Erregung um aufgetauchte Ansel-Adams-Negative

28. Juli 2010 14:05

Galerist schätzen Wert des Flohmarktfunds auf 200 Millionen Dollar - Nachlassverwalter des US-Landschaftsfotografen melden Zweifel an

San Francisco - Ein Flohmarktfund von alten Foto-Negativen könnte Rick Norsigian zu einem reichen Mann machen. Vor zehn Jahren erwarb der 64-jährige Anstreicher beim Stöbern auf einem privaten Flohmarkt zwei Schachteln mit 65 Glasplattennegativen um 45 Dollar. Gutachtern zufolge seien diese vermisste Aufnahmen des US-Landschaftsfotografen Ansel Adams (1902-1984), wurde bei einer Pressekonferenz in Beverly Hills mitgeteilt. "Es handelt sich wirklich um ein fehlendes Glied in der Geschichte und dem Werk von Ansel Adams", sagte der Galerist David W. Streets, der den Wert der Negative mit rund 200 Millionen Dollar bezifferte.

Der Nachlassverwalter und die Erben des Fotografen meldeten umgehend Zweifel an. Er schenke den "sogenannten Experten" keinen Glauben, sagte William Turnage, Adams' früherer Geschäftsmanager und Nachlassverwalter, der "Los Angeles Times". Auch Matthew Adams, Leiter der Ansel Adams Galerie im Yosemite-Park, hält es für fraglich, dass die Aufnahmen von seinem Großvater stammen. Einige Kunsthändler wenden ein, dass die Negative - sollten sie echt sein - keinen großen Wert haben. Sammler würden nur für Originalabzüge aus der Dunkelkammer des Künstlers hohe Summen zahlen.

LostNegatives.com

"Ich habe in vielen Büchereien gestöbert", sagte Norsigian über seine anfängliche Spurensuche, als ihm eine Ähnlichkeit mit Adams' berühmten Fotos auffiel. Zehn Jahre lang jagte er Beweisen hinterher, erst persönlich, dann mit einem Team von Experten. Ein Handschriftenvergleich führte zu Adams' Frau Virginia, die die Papierhüllen der Negative beschriftet haben soll. Der Fotoexperte Patrick Alt wies darauf hin, dass Adams mit den großformatigen Glasplatten arbeitete. Ein ehemaliger Museumskurator sieht im Stil und der Wahl der Motive einen "hohen Grad von Wahrscheinlichkeit", dass es sich um Adams' Aufnahmen handelt.

"Wir haben überwältigend viele Beweise", versicherte Norsigians Anwalt, Arnold Peter. Auf seiner Internetseite www.lostnegatives.com bietet Norsigian bereits Abzüge von 17 Negativen schon zum Verkauf an, 1.500 Dollar für digitale Drucke, 7.500 Dollar für limitierte Abzüge aus der Dunkelkammer.

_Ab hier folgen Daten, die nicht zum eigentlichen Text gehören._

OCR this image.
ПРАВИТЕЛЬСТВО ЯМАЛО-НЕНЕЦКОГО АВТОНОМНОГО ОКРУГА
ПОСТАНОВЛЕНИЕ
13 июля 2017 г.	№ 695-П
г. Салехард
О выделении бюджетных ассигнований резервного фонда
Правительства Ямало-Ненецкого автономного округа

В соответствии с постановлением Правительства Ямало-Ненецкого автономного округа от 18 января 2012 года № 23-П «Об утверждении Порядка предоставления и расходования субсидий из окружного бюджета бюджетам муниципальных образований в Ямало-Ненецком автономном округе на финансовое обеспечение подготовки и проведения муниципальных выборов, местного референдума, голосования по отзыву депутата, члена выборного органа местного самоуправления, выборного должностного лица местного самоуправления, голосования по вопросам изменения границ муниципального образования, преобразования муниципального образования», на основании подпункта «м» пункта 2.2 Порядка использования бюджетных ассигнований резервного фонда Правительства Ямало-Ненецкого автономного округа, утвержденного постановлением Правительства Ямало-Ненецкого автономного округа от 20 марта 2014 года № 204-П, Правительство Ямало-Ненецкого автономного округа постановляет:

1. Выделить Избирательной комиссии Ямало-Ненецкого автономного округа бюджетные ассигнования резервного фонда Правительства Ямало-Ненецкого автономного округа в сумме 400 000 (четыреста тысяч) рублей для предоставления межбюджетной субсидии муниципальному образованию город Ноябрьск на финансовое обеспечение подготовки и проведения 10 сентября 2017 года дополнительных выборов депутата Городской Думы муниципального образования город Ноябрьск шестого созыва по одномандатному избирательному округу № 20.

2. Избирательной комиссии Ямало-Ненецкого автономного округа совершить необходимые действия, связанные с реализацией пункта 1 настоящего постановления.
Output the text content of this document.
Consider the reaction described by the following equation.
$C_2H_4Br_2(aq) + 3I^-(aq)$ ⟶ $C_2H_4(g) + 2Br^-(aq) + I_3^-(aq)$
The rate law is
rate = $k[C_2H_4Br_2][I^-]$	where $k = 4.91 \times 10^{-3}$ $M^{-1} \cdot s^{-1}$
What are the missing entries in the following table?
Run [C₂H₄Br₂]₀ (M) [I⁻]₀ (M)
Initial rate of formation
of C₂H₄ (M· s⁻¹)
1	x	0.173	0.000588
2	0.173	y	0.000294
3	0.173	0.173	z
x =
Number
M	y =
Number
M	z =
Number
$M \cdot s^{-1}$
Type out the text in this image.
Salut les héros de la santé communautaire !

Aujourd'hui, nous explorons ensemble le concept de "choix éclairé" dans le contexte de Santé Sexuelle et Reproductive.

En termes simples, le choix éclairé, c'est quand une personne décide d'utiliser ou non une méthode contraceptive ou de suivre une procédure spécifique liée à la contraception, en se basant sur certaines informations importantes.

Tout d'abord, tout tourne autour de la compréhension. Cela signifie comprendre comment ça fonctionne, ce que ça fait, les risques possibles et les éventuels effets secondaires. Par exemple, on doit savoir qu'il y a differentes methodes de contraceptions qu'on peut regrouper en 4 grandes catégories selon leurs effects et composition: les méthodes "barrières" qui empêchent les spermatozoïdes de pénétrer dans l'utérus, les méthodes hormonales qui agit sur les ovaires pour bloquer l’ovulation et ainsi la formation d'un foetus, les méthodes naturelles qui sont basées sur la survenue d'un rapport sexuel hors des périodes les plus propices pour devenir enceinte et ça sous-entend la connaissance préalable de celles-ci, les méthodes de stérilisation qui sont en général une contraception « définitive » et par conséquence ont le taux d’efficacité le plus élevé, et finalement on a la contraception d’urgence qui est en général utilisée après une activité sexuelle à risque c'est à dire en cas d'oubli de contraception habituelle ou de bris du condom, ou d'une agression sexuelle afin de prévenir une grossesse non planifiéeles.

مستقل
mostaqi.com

Dem Team um Norsigian zufolge nahm Adams die Fotos in den 1920er und frühen 1930er Jahren auf. Zu den Motiven zählen der kalifornische Yosemite-Park, Sehenswürdigkeiten in San Francisco und Landschaften in der Umgebung von Carmel.

"Übervater der Landschaftsfotografie"

Adams gilt als "Übervater der Landschaftsfotografie". Er schuf monumentale Abbilder der Natur mit Berggipfeln unter gigantischen Wolkenformationen, fein ziselierte Gesteinsformationen in reißenden Wasserfällen und karge Wüsten im Gegenlicht. Die Mehrzahl seiner Aufnahmen entstand zwischen den späten 1920er und frühen 1950er Jahren in Adams' Heimat Kalifornien, ein Großteil davon im Yosemite-Tal und der angrenzenden Sierra Nevada.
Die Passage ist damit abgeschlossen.